Intimidé de 9 ans pour ne pas avoir de coupe Stanley
Le tardif élémentaire et le début du collège ne sont pas faciles pour les enfants. Non seulement ils essaient de comprendre qui ils sont et comment ils s'installent, mais ils sont également beaucoup plus influencés par leurs pairs. Personne ne veut sortir ou être différent – et quand il le fait, cela augmente leurs chances d'être ciblés.
« Les enfants choisiront généralement la cible la plus simple de l'intimidation, qui comprend souvent tout ce qui ne correspond pas aux normes culturelles d'être » cool « », explique Katherine Lamparyk, Psyd, psychologue enfant et adolescent, et directrice de la psychologie du Département de psychiatrie et de santé comportementale chez Akron Children's. « Les raisons de l'intimidation et de l'exclusion sociale vont au-delà de la dernière marque Tiktok ou de la marque de noms. Fondamentalement, les enfants veulent juste s'intégrer. »
Ainsi, lorsque l'engouement de la Coupe Stanley a frappé les écoles, il n'est pas surprenant que les experts de la prévention de l'intimidation disent que les jeunes filles sont ciblées pour ne pas en avoir. En fait, plusieurs mamans – une en Ohio et une au Texas – sont devenues virales, partageant leur frustration que leurs filles ont été distinguées pour ne pas avoir la coupe à la mode.
Une maman en a assez
Lorsqu'une maman du Texas s'est rendue à Tiktok pour partager le chagrin de sa fille pour avoir été victime d'intimidation pour avoir été divisé par une haltérophiliée, la réponse a été divisée. Dans la vidéo, la maman explique que sa fille avait supplié de prendre une coupe mignonne et à paillette de sa mère à l'école, pensant que cela ressemblait à la Coupe Stanley que ses camarades de classe portaient.

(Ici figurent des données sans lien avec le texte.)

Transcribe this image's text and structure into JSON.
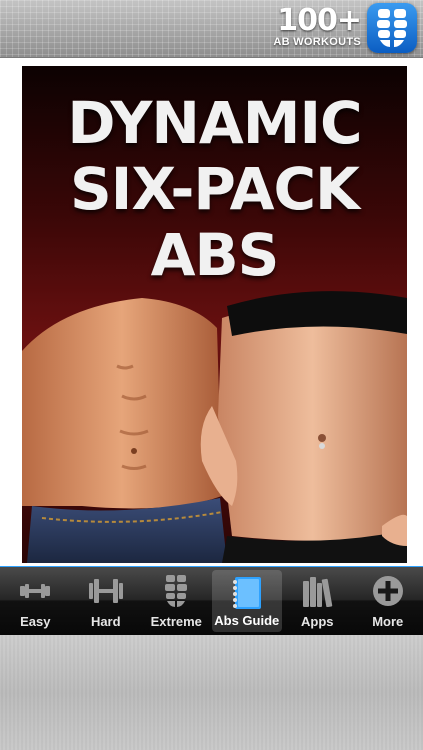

« Elle était super imprégnée de le prendre. » La maman dit. Mais lorsque sa fille a fièrement montré sa tasse à l'école, ses camarades de classe l'ont rapidement abattu, l'appelant une imitation et la faisant se sentir petite. « Mes enfants ne connaissent pas les marques.
Visiblement frustré, la maman s'est engagée à faire en sorte que sa fille soit immédiatement une véritable coupe Stanley pour lui épargner la douleur d'être distingué.
Les téléspectateurs ont inondé les commentaires avec des réactions mitigées. Certains ont sympathisé et envoyé d'innombrables tasses Stanley à sa fille, certains lui ont même suggéré de faire en sorte que sa fille soit plus cool, tandis que d'autres ont exhorté la maman à ne pas céder à la pression, lui suggérant de l'aider à apprendre à brosser les commentaires. Un commentateur a écrit: « S'ils l'ont informée à propos d'une« coupe », le fait que le Stanley ne les arrêtera pas. Ils trouveront autre chose pour l'intimider. » La discussion a soulevé une question plus large: l'achat dans la tendance est-il la bonne décision, ou envoie-t-il le mauvais message?
Les experts disent que l'instinct de maman pour protéger son enfant est naturel, mais ils avertissent également que les solutions matérielles ne traitent pas de la racine du problème. « Le problème ici n'est pas la Coupe Stanley », explique Robyn Koslowitz, PhD, psychologue clinicien agréé avec Institut parental ciblé. « Ce sont les cibles de l'amitié. Vous essayez de signaler la« similitude »avec un groupe de filles qui ne sont pas très gentilles. »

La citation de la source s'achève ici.